Muitos filmes cobrem Inteligência Artificial (AI) e robôs em algum nível. Entretanto, a primeira vez desde que, como entusiasta de filmes de ficção científica, assisti a um filme em que NLU (Natural Language Understanding), ou a compreensão da linguagem natural por máquinas, foi tratado de forma tão ostensiva, chamando realmente atenção para esta área, foi no enredo de “Passengers”.
Lançada em 2016 e estrelada por Jennifer Lawrence, Chris Pratt, Michael Sheen e Laurence Fishburne, a obra trata de uma nave espacial viajando para um planeta distante, com milhares de pessoas hibernando. A viagem deve durar 120 anos, mas um mau funcionamento nas câmaras de sono resulta em dois passageiros acordados 90 anos mais cedo.
Se você ainda não viu o filme e está preocupado com spoiler, fique tranquilo: a descrição acima é a mesma utilizada na sinopse promovida publicamente, ou seja, não contei nada que possa interferir em sua experiência ao assistir à obra.
Vamos à análise de NLU no filme. Em um determinado momento, Jim (Chris Pratt), o primeiro passageiro a acordar, encontra um robô AI e conversa com ele. O diálogo é um excelente exemplo de conversação entre um humano e um robô, que demonstra claramente um problema que a indústria encontra comumente ao treinar chatbots, e que tem estudado ferrenhamente como evitar.
Abaixo, transcrevo o diálogo, que acontece na cena em que, ao acordar sozinho na nave, Jim vai a um bar e é atendido por um robô de IA.
Jim: “Quanto você sabe sobre essa nave?”
Robô: “Eu não sei. Eu sei algumas coisas”
Jim: “O que eu faço em relação a um mau funcionamento da hibernação?”
Robô: “Os conjuntos de hibernação são seguros. Eles nunca funcionam mal”
Jim: “Acordei mais cedo”
Robô: “Isso não pode acontecer”
Jim: “Quanto tempo até chegarmos a Homestead 2?”
Robô: “Cerca de 90 anos ”
Jim: “E quando todos os passageiros devem acordar?”
Robô: “Até os últimos meses” [da viagem]
Jim: “Como é que eu estou sentado aqui com você? Com 90 anos ainda a viajar”
Neste momento o robô tem um bug, com um bip, e então diz:
Robô “Não é possível que você esteja aqui”
Jim: “Mas eu estou”
Se estiver interessado, o vídeo deste link traz o diálogo acima a partir do segundo 0:40.
O diálogo descrito no filme leva a pensar sobre o que poderia ter dado errado com o treinamento do robô. Obviamente, a máquina de AI entendeu corretamente o que o humano disse e sua intenção, mas não foi capaz de lidar com essa situação porque não foi treinada para isso.

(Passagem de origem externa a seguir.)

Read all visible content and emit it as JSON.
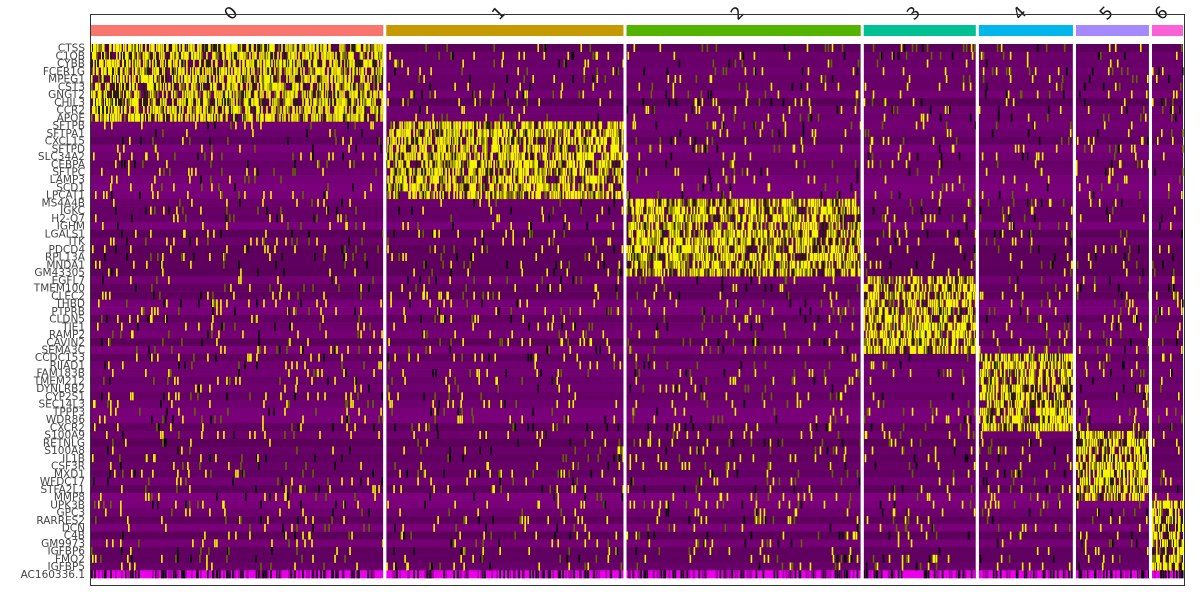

A situação nunca havia acontecido antes, e provavelmente essa é a razão pela qual ela não foi incluída no treinamento de IA.
O robô entendeu corretamente algo que um ser humano disse, e, agindo com base nesse entendimento, algo muito relevante acontece no filme – uma reviravolta no enredo que não posso descrever aqui para não atrapalhar os que ainda vão assisti-lo, mas garanto que é muito relevante para o campo de NLU.
Voltando à realidade de treinamento de chatbots, a questão que surge em função do filme é: como poderíamos nos preparar para situações inesperadas? Mesmo quando planejamos muitas situações, podem surgir algumas que não foram projetadas, e a única maneira de aprender e “ensinar” nossos robôs de AI a lidar com isso é monitorar constantemente os diálogos e perguntas não respondidas para atualizar o corpus de treinamento e melhorar o entendimento e atuação dos BOTs.
Em relação ao contexto e raciocínio, talvez nossa tecnologia atual ainda não esteja preparada para lidar com isso. Mas isso se refere à parte do filme que não pude mencionar para evitar spoiler. Você precisará assisti-lo para saber do que estou falando.